May 30 incident update
On May 30th (Monday) at 22:12 UTC several services provided by the Deno company had a 70 minute service disruption. During this time projects hosted at Deno Deploy, including many Deno Land web properties, were not responding in some regions; additionally, attempts to deploy new workers would fail.
We have concluded that this outage was caused by our service discovery database (etcd) running out of memory. This post details what exactly happened, how we recovered the systems, and what we are doing to prevent this in the future.
All services are now operating normally again. No data was lost. We take outages like these seriously and sincerely apologize for the disruption.
During the 70 minute window, the Deno Deploy management dashboard at https://dash.deno.com/ was unavailable.

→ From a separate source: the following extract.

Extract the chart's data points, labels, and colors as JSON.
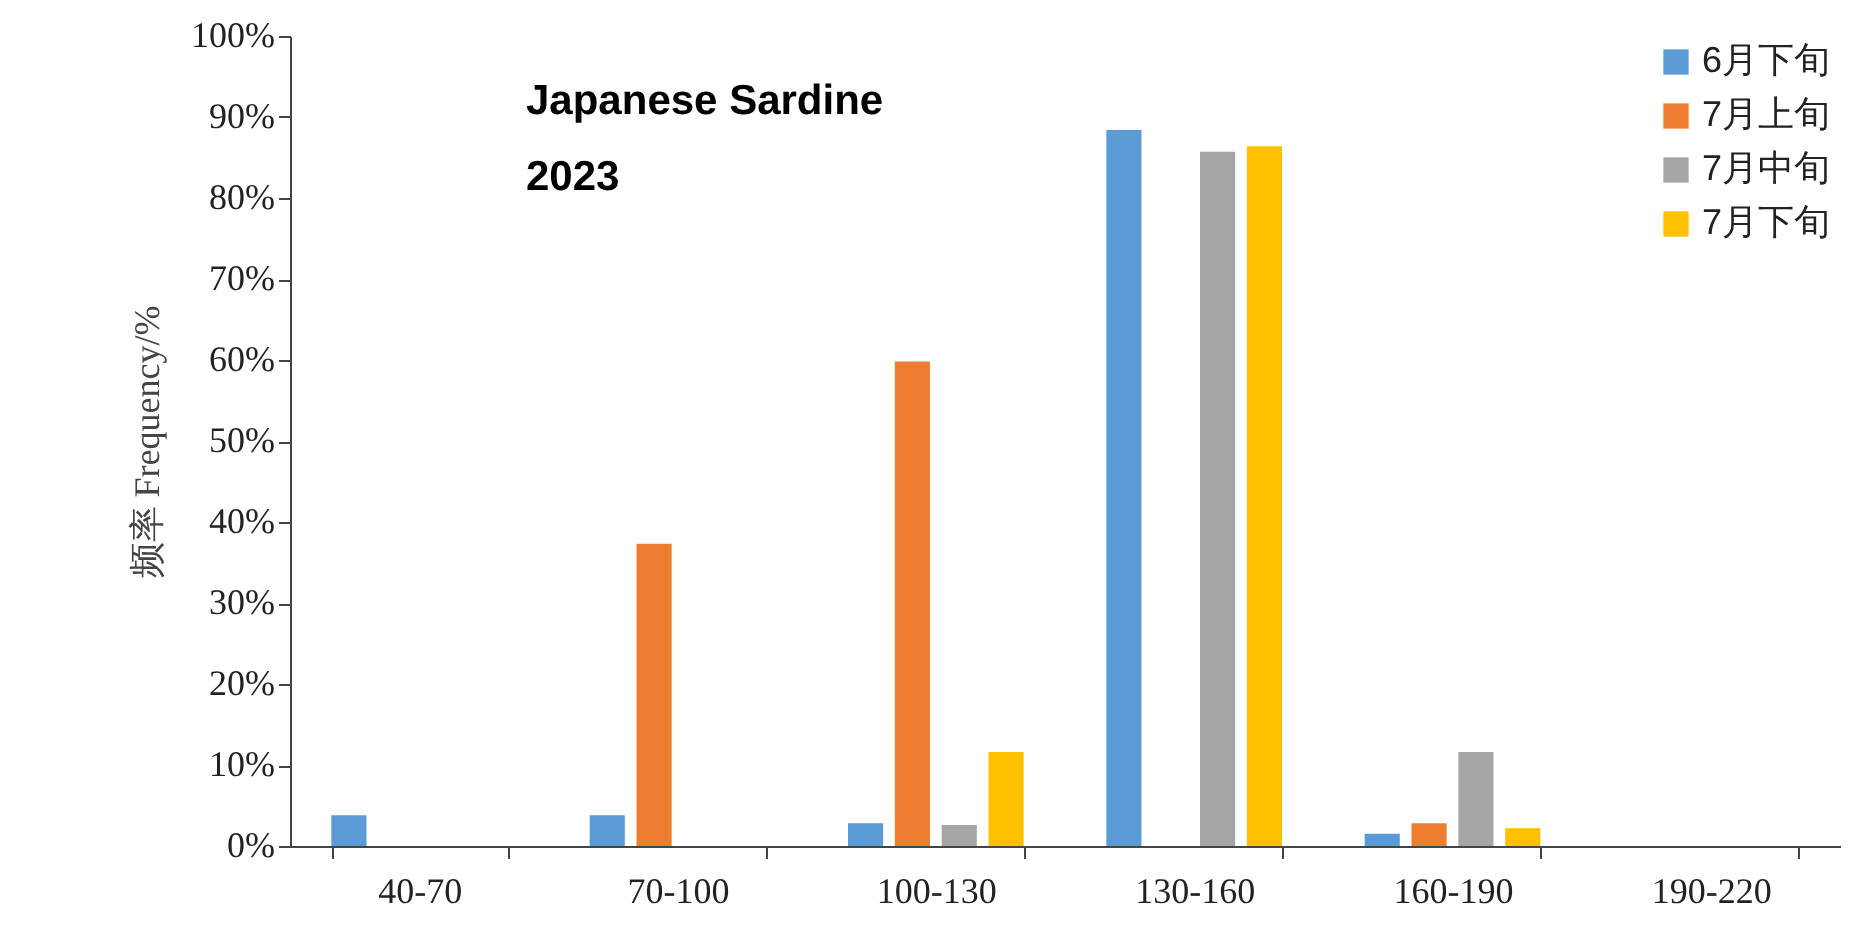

Additionally, requests to Deno Deploy projects, including deno.com, deno.land doc.deno.land, lint.deno.land, deno.news, examples.deno.land, would fail in some regions.
Subhosting traffic was not impacted, other than some increased latency around the end of the incident.
Timeline of events
At 22:12 UTC a load test across the entire Deno Deploy network was started. One minute later, at 22:13 UTC the load test ended successfully.
At 22:15 UTC our uptime monitoring detects that some Deno Deploy hosted properties are unavailable and triggers an alarm.
At 22:25 UTC it is discovered that the etcd cluster has disintegrated. Multiple instances are stuck an a reboot loop because the etcd daemon shortly after startup has used up all the RAM available on the VM, and subsequently gets terminated by the OOM killer.
Between 22:50 UTC and 23:01, the etcd cluster is recreated, using a different VM instance size with more memory available to it.
At 23:25 UTC all services in our network have registered themselves with the new etcd cluster and the system is operating normally again.
During the load test, the Deno Deploy infrastructure scaled up automatically to handle the increased load. When the load test was over, the infrastructure scaled back down. This triggered a flurry of updates to the etcd cluster which functions as our service discovery database.
While processing these updates, the etcd daemon used more memory than what was available on the VM they were running on. This triggered the Linux OOM killer to terminate the etcd daemon. Because multiple etcd instances went down at the same time, quorum was lost and the service discovery database became unavailable.
The etcd cluster now uses a different VM instance size with more memory available to it.
We are adding additional etcd health checks, and we will set up alerts that notify us when etcd memory usage approaches the limit.